Attack of the Machines

Is your stockbroker a robot?

Every day, hundreds of reporters from CNBC, Bloomberg, Dow Jones, and other outlets concoct a story about the stock market. From the chaos of the New York Stock Exchange, they discern rational human behavior to explain why the S&P 500 rose precisely 11.46 points today.

Tech stocks up? Why, it’s because Intel’s CEO made positive comments. Oil stocks down? A respected analyst issued a bearish forecast. When stocks fall across the board, it is frequently attributed to investors “taking profits.” (Strangely, in the zero-sum game of investing, stocks never seem to rise due to investors “taking losses.”)

But last year, for the first time in the NYSE’s long history, a majority of the market moves may have been dictated by machines, not by human agents. “Program trading” has been around since the 1970s. It’s defined simply as “the simultaneous trading of a portfolio of stocks, as opposed to buying or selling just one stock at a time,” and defined technically by the NYSE as when somebody buys at least 15 stocks at the same time worth a total of more than $1 million. In casual parlance, program trading is when computer algorithms automatically trigger trades in response to market signals, such as price changes in a given stock.

According to the New York Stock Exchange, program trading for all of 2004 was a record 50.6 percent of volume, up sharply from 37.5 percent in 2003. (The most recent detailed weekly statistics can be found here, while weekly statistics for the last several years can be seen here.) In most weeks in 2000, for example, program trading accounted for only about 20 percent of volume.

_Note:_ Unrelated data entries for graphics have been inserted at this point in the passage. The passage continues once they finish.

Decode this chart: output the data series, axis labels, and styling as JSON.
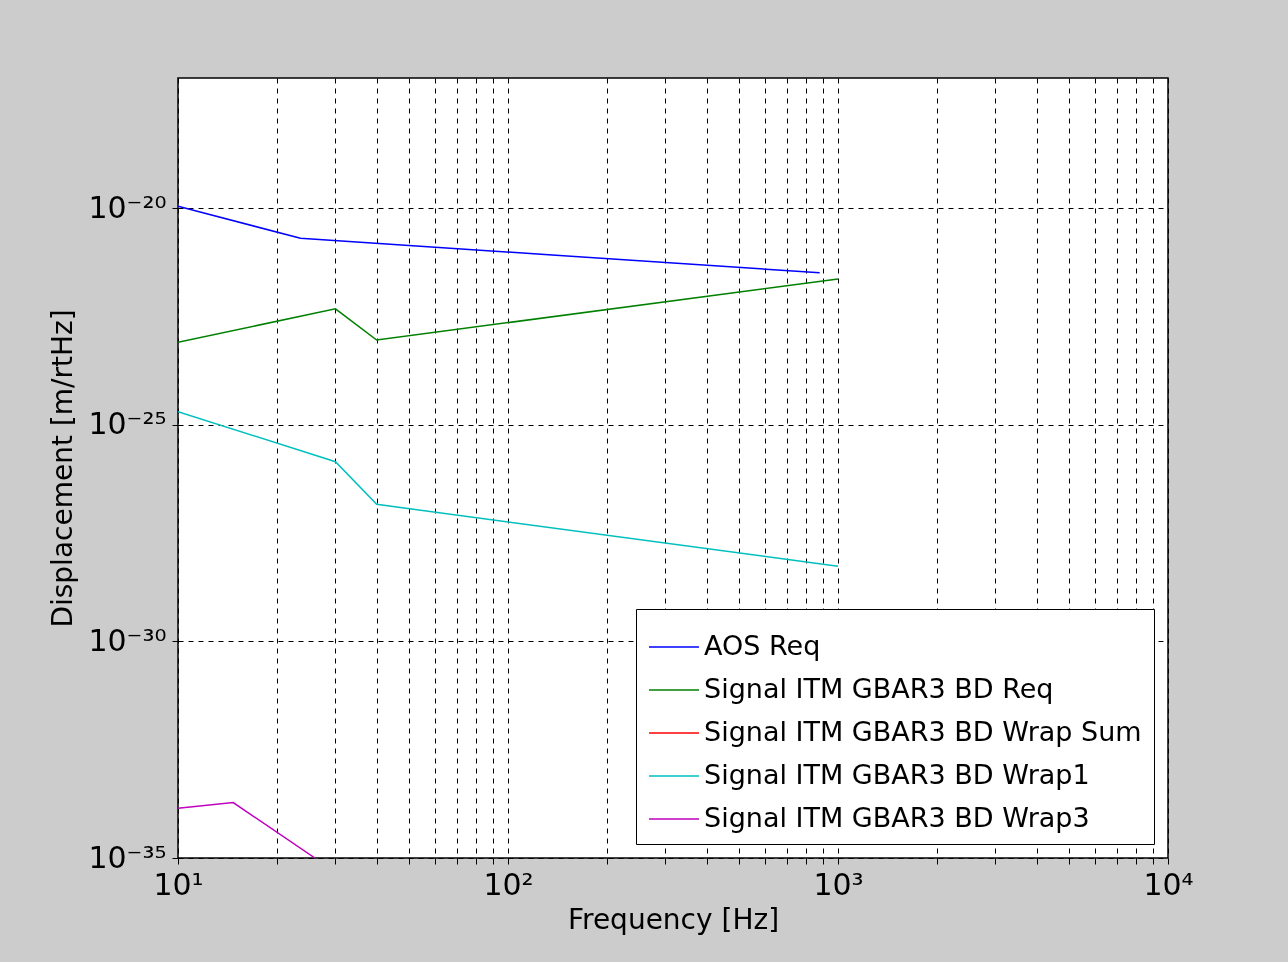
{
  "chart_data": {
    "type": "line",
    "xlabel": "Frequency [Hz]",
    "ylabel": "Displacement [m/rtHz]",
    "log": "xy",
    "grid": true,
    "legend": "bottom right",
    "xlim": [
      10,
      10000
    ],
    "ylim": [
      1e-35,
      1e-17
    ],
    "xticks": [
      {
        "value": 10,
        "label": "10¹"
      },
      {
        "value": 20,
        "label": null
      },
      {
        "value": 30,
        "label": null
      },
      {
        "value": 40,
        "label": null
      },
      {
        "value": 50,
        "label": null
      },
      {
        "value": 60,
        "label": null
      },
      {
        "value": 70,
        "label": null
      },
      {
        "value": 80,
        "label": null
      },
      {
        "value": 90,
        "label": null
      },
      {
        "value": 100,
        "label": "10²"
      },
      {
        "value": 200,
        "label": null
      },
      {
        "value": 300,
        "label": null
      },
      {
        "value": 400,
        "label": null
      },
      {
        "value": 500,
        "label": null
      },
      {
        "value": 600,
        "label": null
      },
      {
        "value": 700,
        "label": null
      },
      {
        "value": 800,
        "label": null
      },
      {
        "value": 900,
        "label": null
      },
      {
        "value": 1000,
        "label": "10³"
      },
      {
        "value": 2000,
        "label": null
      },
      {
        "value": 3000,
        "label": null
      },
      {
        "value": 4000,
        "label": null
      },
      {
        "value": 5000,
        "label": null
      },
      {
        "value": 6000,
        "label": null
      },
      {
        "value": 7000,
        "label": null
      },
      {
        "value": 8000,
        "label": null
      },
      {
        "value": 9000,
        "label": null
      },
      {
        "value": 10000,
        "label": "10⁴"
      }
    ],
    "yticks": [
      {
        "value": 1e-35,
        "label": "10⁻³⁵"
      },
      {
        "value": 1e-30,
        "label": "10⁻³⁰"
      },
      {
        "value": 1e-25,
        "label": "10⁻²⁵"
      },
      {
        "value": 1e-20,
        "label": "10⁻²⁰"
      }
    ],
    "series": [
      {
        "name": "AOS Req",
        "color": "#0000ff",
        "x": [
          10,
          23.5,
          880
        ],
        "values": [
          1.1e-20,
          2e-21,
          3.2e-22
        ]
      },
      {
        "name": "Signal ITM GBAR3 BD Req",
        "color": "#008000",
        "x": [
          10,
          30,
          40,
          1000
        ],
        "values": [
          8e-24,
          4.7e-23,
          9e-24,
          2.3e-22
        ]
      },
      {
        "name": "Signal ITM GBAR3 BD Wrap Sum",
        "color": "#ff0000"
      },
      {
        "name": "Signal ITM GBAR3 BD Wrap1",
        "color": "#00bfbf",
        "x": [
          10,
          30,
          40,
          1000
        ],
        "values": [
          2e-25,
          1.4e-26,
          1.45e-27,
          5.4e-29
        ]
      },
      {
        "name": "Signal ITM GBAR3 BD Wrap3",
        "color": "#bf00bf",
        "x": [
          10,
          14.7,
          26
        ],
        "values": [
          1.4e-34,
          1.9e-34,
          1e-35
        ]
      }
    ]
  }
}
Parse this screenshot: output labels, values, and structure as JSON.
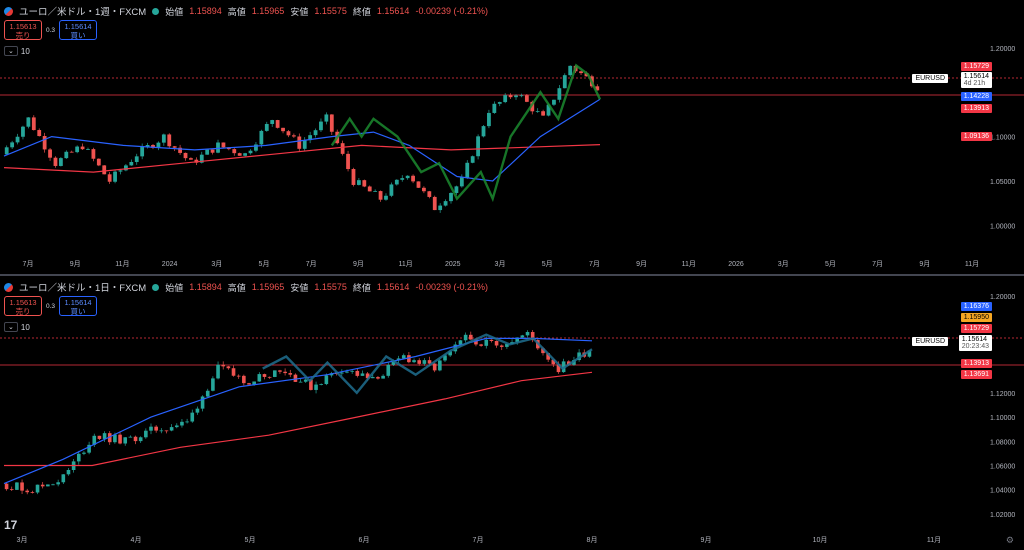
{
  "colors": {
    "up": "#26a69a",
    "down": "#ef5350",
    "ma_fast": "#2962ff",
    "ma_slow": "#f23645",
    "zigzag_top": "#1b8a2f",
    "zigzag_bot": "#1e6f8f",
    "sell": "#ef5350",
    "buy": "#2962ff",
    "orange": "#f5a623"
  },
  "panes": [
    {
      "id": "top",
      "symbol": "ユーロ／米ドル・1週・FXCM",
      "ohlc": {
        "o_label": "始値",
        "o": "1.15894",
        "h_label": "高値",
        "h": "1.15965",
        "l_label": "安値",
        "l": "1.15575",
        "c_label": "終値",
        "c": "1.15614",
        "chg": "-0.00239 (-0.21%)"
      },
      "sell": {
        "price": "1.15613",
        "label": "売り"
      },
      "buy": {
        "price": "1.15614",
        "label": "買い"
      },
      "spread": "0.3",
      "indicator": "10",
      "symtag": "EURUSD",
      "tags": [
        {
          "text": "1.15729",
          "bg": "#f23645"
        },
        {
          "text": "1.15614",
          "bg": "#ffffff",
          "fg": "#000000",
          "sub": "4d 21h"
        },
        {
          "text": "1.14228",
          "bg": "#2962ff"
        },
        {
          "text": "1.13913",
          "bg": "#f23645"
        },
        {
          "text": "1.09136",
          "bg": "#f23645"
        }
      ],
      "y_ticks": [
        "1.20000",
        "1.10000",
        "1.05000",
        "1.00000"
      ],
      "x_ticks": [
        "7月",
        "9月",
        "11月",
        "2024",
        "3月",
        "5月",
        "7月",
        "9月",
        "11月",
        "2025",
        "3月",
        "5月",
        "7月",
        "9月",
        "11月",
        "2026",
        "3月",
        "5月",
        "7月",
        "9月",
        "11月"
      ]
    },
    {
      "id": "bot",
      "symbol": "ユーロ／米ドル・1日・FXCM",
      "ohlc": {
        "o_label": "始値",
        "o": "1.15894",
        "h_label": "高値",
        "h": "1.15965",
        "l_label": "安値",
        "l": "1.15575",
        "c_label": "終値",
        "c": "1.15614",
        "chg": "-0.00239 (-0.21%)"
      },
      "sell": {
        "price": "1.15613",
        "label": "売り"
      },
      "buy": {
        "price": "1.15614",
        "label": "買い"
      },
      "spread": "0.3",
      "indicator": "10",
      "symtag": "EURUSD",
      "tags": [
        {
          "text": "1.16376",
          "bg": "#2962ff"
        },
        {
          "text": "1.15950",
          "bg": "#f5a623",
          "fg": "#000000"
        },
        {
          "text": "1.15729",
          "bg": "#f23645"
        },
        {
          "text": "1.15614",
          "bg": "#ffffff",
          "fg": "#000000",
          "sub": "20:23:43"
        },
        {
          "text": "1.13913",
          "bg": "#f23645"
        },
        {
          "text": "1.13691",
          "bg": "#f23645"
        }
      ],
      "y_ticks": [
        "1.20000",
        "1.12000",
        "1.10000",
        "1.08000",
        "1.06000",
        "1.04000",
        "1.02000"
      ],
      "x_ticks": [
        "3月",
        "4月",
        "5月",
        "6月",
        "7月",
        "8月",
        "9月",
        "10月",
        "11月"
      ]
    }
  ],
  "chart_data": [
    {
      "type": "candlestick",
      "title": "ユーロ／米ドル・1週・FXCM",
      "ylim": [
        0.97,
        1.22
      ],
      "levels": [
        1.15729,
        1.13913
      ],
      "segments": [
        {
          "from": 1.08,
          "to": 1.12
        },
        {
          "from": 1.12,
          "to": 1.07
        },
        {
          "from": 1.07,
          "to": 1.09
        },
        {
          "from": 1.09,
          "to": 1.05
        },
        {
          "from": 1.05,
          "to": 1.08
        },
        {
          "from": 1.08,
          "to": 1.1
        },
        {
          "from": 1.1,
          "to": 1.07
        },
        {
          "from": 1.07,
          "to": 1.09
        },
        {
          "from": 1.09,
          "to": 1.08
        },
        {
          "from": 1.08,
          "to": 1.12
        },
        {
          "from": 1.12,
          "to": 1.09
        },
        {
          "from": 1.09,
          "to": 1.12
        },
        {
          "from": 1.12,
          "to": 1.05
        },
        {
          "from": 1.05,
          "to": 1.03
        },
        {
          "from": 1.03,
          "to": 1.06
        },
        {
          "from": 1.06,
          "to": 1.02
        },
        {
          "from": 1.02,
          "to": 1.05
        },
        {
          "from": 1.05,
          "to": 1.13
        },
        {
          "from": 1.13,
          "to": 1.15
        },
        {
          "from": 1.15,
          "to": 1.12
        },
        {
          "from": 1.12,
          "to": 1.18
        },
        {
          "from": 1.18,
          "to": 1.157
        }
      ],
      "ma_fast": [
        [
          0,
          1.078
        ],
        [
          0.08,
          1.1
        ],
        [
          0.2,
          1.09
        ],
        [
          0.32,
          1.085
        ],
        [
          0.44,
          1.09
        ],
        [
          0.55,
          1.1
        ],
        [
          0.62,
          1.105
        ],
        [
          0.68,
          1.09
        ],
        [
          0.76,
          1.055
        ],
        [
          0.82,
          1.05
        ],
        [
          0.9,
          1.1
        ],
        [
          1.0,
          1.142
        ]
      ],
      "ma_slow": [
        [
          0,
          1.065
        ],
        [
          0.15,
          1.06
        ],
        [
          0.3,
          1.07
        ],
        [
          0.45,
          1.08
        ],
        [
          0.6,
          1.09
        ],
        [
          0.75,
          1.085
        ],
        [
          0.88,
          1.088
        ],
        [
          1.0,
          1.091
        ]
      ],
      "zigzag": [
        [
          0.55,
          1.09
        ],
        [
          0.58,
          1.12
        ],
        [
          0.6,
          1.1
        ],
        [
          0.62,
          1.12
        ],
        [
          0.66,
          1.1
        ],
        [
          0.7,
          1.06
        ],
        [
          0.73,
          1.07
        ],
        [
          0.76,
          1.03
        ],
        [
          0.8,
          1.06
        ],
        [
          0.82,
          1.03
        ],
        [
          0.85,
          1.1
        ],
        [
          0.9,
          1.15
        ],
        [
          0.93,
          1.12
        ],
        [
          0.96,
          1.18
        ],
        [
          0.98,
          1.17
        ],
        [
          1.0,
          1.142
        ]
      ]
    },
    {
      "type": "candlestick",
      "title": "ユーロ／米ドル・1日・FXCM",
      "ylim": [
        1.01,
        1.2
      ],
      "levels": [
        1.15729,
        1.13913
      ],
      "segments": [
        {
          "from": 1.045,
          "to": 1.04
        },
        {
          "from": 1.04,
          "to": 1.05
        },
        {
          "from": 1.05,
          "to": 1.085
        },
        {
          "from": 1.085,
          "to": 1.08
        },
        {
          "from": 1.08,
          "to": 1.09
        },
        {
          "from": 1.09,
          "to": 1.095
        },
        {
          "from": 1.095,
          "to": 1.14
        },
        {
          "from": 1.14,
          "to": 1.13
        },
        {
          "from": 1.13,
          "to": 1.14
        },
        {
          "from": 1.14,
          "to": 1.125
        },
        {
          "from": 1.125,
          "to": 1.14
        },
        {
          "from": 1.14,
          "to": 1.13
        },
        {
          "from": 1.13,
          "to": 1.15
        },
        {
          "from": 1.15,
          "to": 1.14
        },
        {
          "from": 1.14,
          "to": 1.165
        },
        {
          "from": 1.165,
          "to": 1.16
        },
        {
          "from": 1.16,
          "to": 1.168
        },
        {
          "from": 1.168,
          "to": 1.14
        },
        {
          "from": 1.14,
          "to": 1.156
        }
      ],
      "ma_fast": [
        [
          0,
          1.045
        ],
        [
          0.1,
          1.065
        ],
        [
          0.25,
          1.1
        ],
        [
          0.4,
          1.125
        ],
        [
          0.55,
          1.135
        ],
        [
          0.7,
          1.15
        ],
        [
          0.82,
          1.165
        ],
        [
          0.9,
          1.165
        ],
        [
          1.0,
          1.163
        ]
      ],
      "ma_slow": [
        [
          0,
          1.06
        ],
        [
          0.15,
          1.06
        ],
        [
          0.3,
          1.075
        ],
        [
          0.45,
          1.085
        ],
        [
          0.6,
          1.1
        ],
        [
          0.75,
          1.115
        ],
        [
          0.88,
          1.13
        ],
        [
          1.0,
          1.137
        ]
      ],
      "zigzag": [
        [
          0.44,
          1.14
        ],
        [
          0.48,
          1.15
        ],
        [
          0.52,
          1.13
        ],
        [
          0.55,
          1.145
        ],
        [
          0.6,
          1.12
        ],
        [
          0.65,
          1.15
        ],
        [
          0.7,
          1.135
        ],
        [
          0.76,
          1.155
        ],
        [
          0.82,
          1.168
        ],
        [
          0.86,
          1.16
        ],
        [
          0.9,
          1.165
        ],
        [
          0.95,
          1.14
        ],
        [
          1.0,
          1.156
        ]
      ]
    }
  ]
}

Does this mean that half the activity on the markets today was generated by soulless machines? Not necessarily. A good chunk of program trading is initiated by humans. Big securities firms conduct program trades on behalf of clients—think of the efficiencies you gain when you buy cases of beer instead of single bottles. If a big investor wants greater exposure to the pharmaceutical sector, or a pension fund manager wants to put a big chunk of cash to work in the S&P 500, it will execute program trades through Goldman Sachs, scooping up lots of different stocks in huge quantities, all at once.

But a pretty big portion—it’s hard to say how much—of program trading seems to be on autopilot. In today’s markets, the purchase of one security can automatically trigger the sale of another group. When Wall Street firms sell the increasingly popular Exchange Traded Funds—single securities that represent batches of underlying stocks—to investors, they often automatically buy the shares underlying the index through program trades.

And frequently the trades are initiated at computers’ suggestions to exploit meager price differentials between securities. In the first trading week of January about 10 percent of the NYSE’s program volume was related to index arbitrage—when buyers simultaneously buy, say, a futures contract on a stock index while selling the stocks that comprise the index to profit from minuscule price differences.

Then there are the trading geeks, guys with black boxes in Lower Manhattan and Greenwich, Conn., who have written ultra-secret algorithms that dictate the purchase or sale of stocks whenever prices hit certain tripwires. In the past few years, quantitatively driven hedge funds have proliferated. And every day, the code on which they rely can trigger a buy and a sell on the same groups of stocks—sometimes several times a day. Thanks to program trading, a relatively small quantitative firm with only several hundred million dollars in capital can nonetheless account for a big chunk of the NYSE’s daily volume on a given day.

It all sounds like a recipe for disaster. In theory, sell programs could trigger other sell programs, and cataclysm could ensue. (Program trading was partly blamed for the 1987 stock crash.) But as program trading has risen, the market counterintuitively seems to have grown less volatile. The exchanges have built in mechanisms to stop program trading from moving the market once certain limits are breached. And there’s also a degree to which program trades are self-regulating. Every day, there are hundreds of different computer-driven strategies at work, and they frequently work at cross purposes. If IBM breaks through 100, it might simultaneously trigger a sell program at one hedge fund and a buy program at another.

The rise of the machines may undermine the journalists’ narratives of the market. But at another level it’s somewhat comforting. Program trading creates a highly unpredictable, occasionally unnerving universe in which sudden reversals can crop up out of nowhere, only to be followed by sudden outbursts of optimism. In other words, a market dominated by computerized program trades is a lot like real human life.